First Attempt

This is our first attempt to solve the problem. With the business card exchange metaphor, each employee offers his card and waits for the other party to make his offer. We might use a signal to indicate that Here is my card followed by a wait to mimic Wait for yours. Thus, we use two semaphores A and B for blocking threads in A and in B, respectively. Because everyone must wait until the other party offers his card, the initial values of these two semaphores are 0. This is shown below. Note that we use semaphore A = 0, B = 0 to declare two semaphores A and B with initial values 0's.

In addition to two semaphores, two global variables Buf_A and Buf_B are used. Variable Buf_A (resp., Buf_B) is for a thread in A (resp., B) to store his message for a thread in B (resp., A) to retrieve. In the above code, each iteration of Thread_A() does the following:

  1. Produces a message in its local variable Var_A.
  2. Notifies a thread in B, with a signal call Signal(B), that Here is my card and I am ready to exchange my card with you. Then, blocks itself with a call Wait(A).
  3. Once a thread in B is ready to exchange his business card by calling Signal(A), this thread (in group A) wakes up, moves its card into the global variable Buf_A for that thread in B to retrieve, and, finally, retrieves the other party's card from variable Buf_B.
Is this program correct? It is incorrect for an obvious reason that there is no mutual exclusion for global variables Buf_A and Buf_B. Because they are shared and can be accessed by threads in group A and group B simultaneously, race conditions will likely occur. If this is the case, can we find some possible race conditions?

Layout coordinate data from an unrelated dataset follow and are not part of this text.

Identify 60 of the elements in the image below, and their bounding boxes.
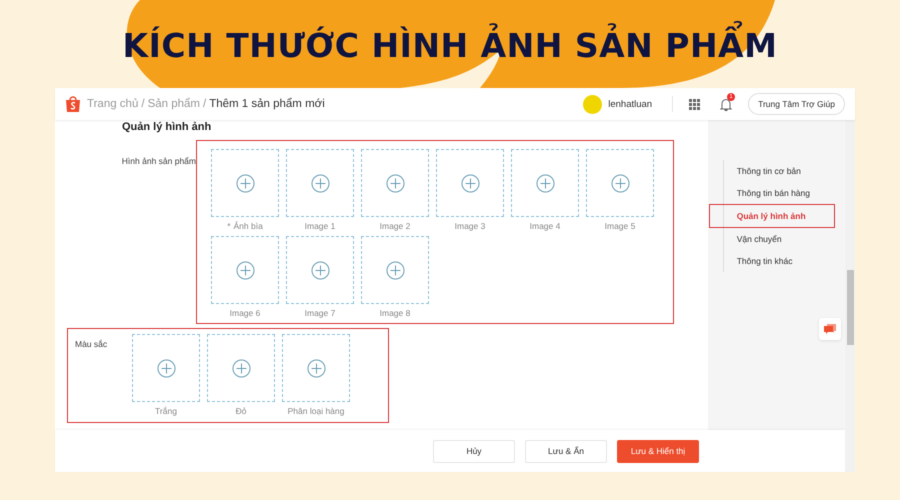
highlight-frame[interactable]: Quản lý hình ảnh [708, 204, 835, 228]
add-circle-icon [386, 174, 404, 192]
footer-button[interactable]: Hủy [433, 440, 515, 462]
slot-label: Image 5 [604, 221, 636, 232]
add-circle-icon [386, 260, 404, 280]
image-upload-slot[interactable] [282, 334, 350, 402]
slot-label: Image 4 [530, 221, 560, 232]
field-label: Màu sắc [75, 338, 108, 349]
image-upload-slot[interactable] [207, 334, 275, 402]
required-mark: * [227, 221, 230, 232]
save-and-show-button[interactable]: Lưu & Hiển thị [617, 440, 699, 462]
slot-label: Image 1 [304, 221, 336, 232]
add-circle-icon [610, 174, 630, 192]
add-circle-icon [536, 174, 554, 192]
slot-label: Trắng [155, 406, 177, 417]
avatar[interactable] [583, 94, 602, 114]
add-circle-icon [232, 358, 250, 378]
help-center-button[interactable]: Trung Tâm Trợ Giúp [748, 93, 845, 115]
image-upload-slot[interactable] [436, 149, 504, 217]
slot-label: Image 6 [230, 308, 260, 319]
image-upload-slot[interactable] [211, 149, 279, 217]
breadcrumb-separator: / [203, 98, 206, 110]
image-upload-slot[interactable] [132, 334, 200, 402]
slot-label: Image 3 [454, 221, 486, 232]
image-upload-slot[interactable] [361, 149, 429, 217]
slot-label: Image 8 [380, 308, 410, 319]
image-upload-slot[interactable] [511, 149, 579, 217]
sidebar-item[interactable]: Thông tin cơ bản [724, 160, 845, 182]
slot-label: Ảnh bìa [234, 221, 263, 232]
slot-label: Image 7 [304, 308, 336, 319]
add-circle-icon [310, 260, 330, 280]
breadcrumb-link[interactable]: Thêm 1 sản phẩm mới [209, 98, 325, 110]
add-circle-icon [310, 174, 330, 192]
add-circle-icon [460, 174, 480, 192]
bell-icon[interactable] [720, 98, 732, 110]
slot-label: Đỏ [236, 406, 246, 417]
chat-icon [824, 324, 836, 334]
sidebar-item[interactable]: Thông tin khác [724, 250, 845, 272]
image-upload-slot[interactable] [286, 149, 354, 217]
slot-label: Phân loại hàng [288, 406, 344, 417]
scrollbar[interactable] [845, 120, 855, 472]
field-label: Hình ảnh sản phẩm [120, 155, 196, 166]
add-circle-icon [236, 174, 254, 192]
footer-button[interactable]: Lưu & Ẩn [525, 440, 607, 462]
image-upload-slot[interactable] [286, 236, 354, 304]
shopping-bag-icon [65, 95, 81, 113]
add-circle-icon [236, 260, 254, 280]
sidebar-item[interactable]: Thông tin bán hàng [724, 182, 845, 204]
slot-label: Image 2 [380, 221, 410, 232]
breadcrumb-separator: / [141, 98, 145, 110]
add-circle-icon [306, 358, 326, 378]
image-upload-slot[interactable] [586, 149, 654, 217]
image-upload-slot[interactable] [211, 236, 279, 304]
chat-button[interactable] [819, 318, 841, 340]
add-circle-icon [156, 358, 176, 378]
image-upload-slot[interactable] [361, 236, 429, 304]
section-title: Quản lý hình ảnh [122, 121, 212, 134]
username[interactable]: lenhatluan [608, 98, 652, 110]
apps-grid-icon[interactable] [689, 98, 700, 110]
sidebar-item[interactable]: Vận chuyển [724, 228, 845, 250]
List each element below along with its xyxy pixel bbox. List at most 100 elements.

An Easily Found Race Condition

Consider the following execution sequence. A thread in group A executes Signal(B), indicating the intention of a message exchange, followed by Wait(A) for a response from the other party. Because this thread blocks, the CPU is given to another thread. Suppose this is a thread in B. It executes a Signal(A) to show its intention followed by a Wait(B). The Signal() executed by B releases thread A and causes it to move its message from Var_A to the global variable Buf_A followed by retrieving B's message from global variable Buf_B. However, the value in Buf_B is not yet set by thread B and can be a garbage value or the value set by the previous message exchange. Therefore, thread A may show its good intention; however, it does not get the right message. Why is this a race condition? If everything runs fine, both A and B will get correct messages. Now, because two different orders of execution yield two different results, we have a race condition.

An Subtler Race Condition

The following is a subtler and more complicated race condition. Thread A1 executes Signal(B) to indicate that it is ready for exchanging a message and waits on Wait(A). Right after this, thread B1 comes into the scene and executes Signal(A) followed by Wait(B). However, thread B1's signal may not reach thread A1. Instead, a context switching causes thread A2 to run. Thus, thread A2 executes Signal(B) followed by Wait(A). Because of thread B1's Signal(A), thread A2 is released and running. Do not assume thread A1 will run, because we should not assume any order for releasing a thread from a semaphore's waiting queue. Now, thread A2 and thread B1 are running. After thread B1 makes its message into the global variable Buf_B, thread B2 comes into the scene and executes Signal(A). This releases thread A1 from Wait(A). Now, we have a problem. Because both threads A1 and A2 are running, they could store their own messages into the global variable Buf_A. Therefore, we have a race condition!

Lesson Learned

  • When a variable is shared by many threads, without a proper mutual exclusion protection, race conditions are likely to occur. In both execution sequences discussed above, messages received may not be the correct ones.
  • Global variables Buf_A and Buf_B should be protected.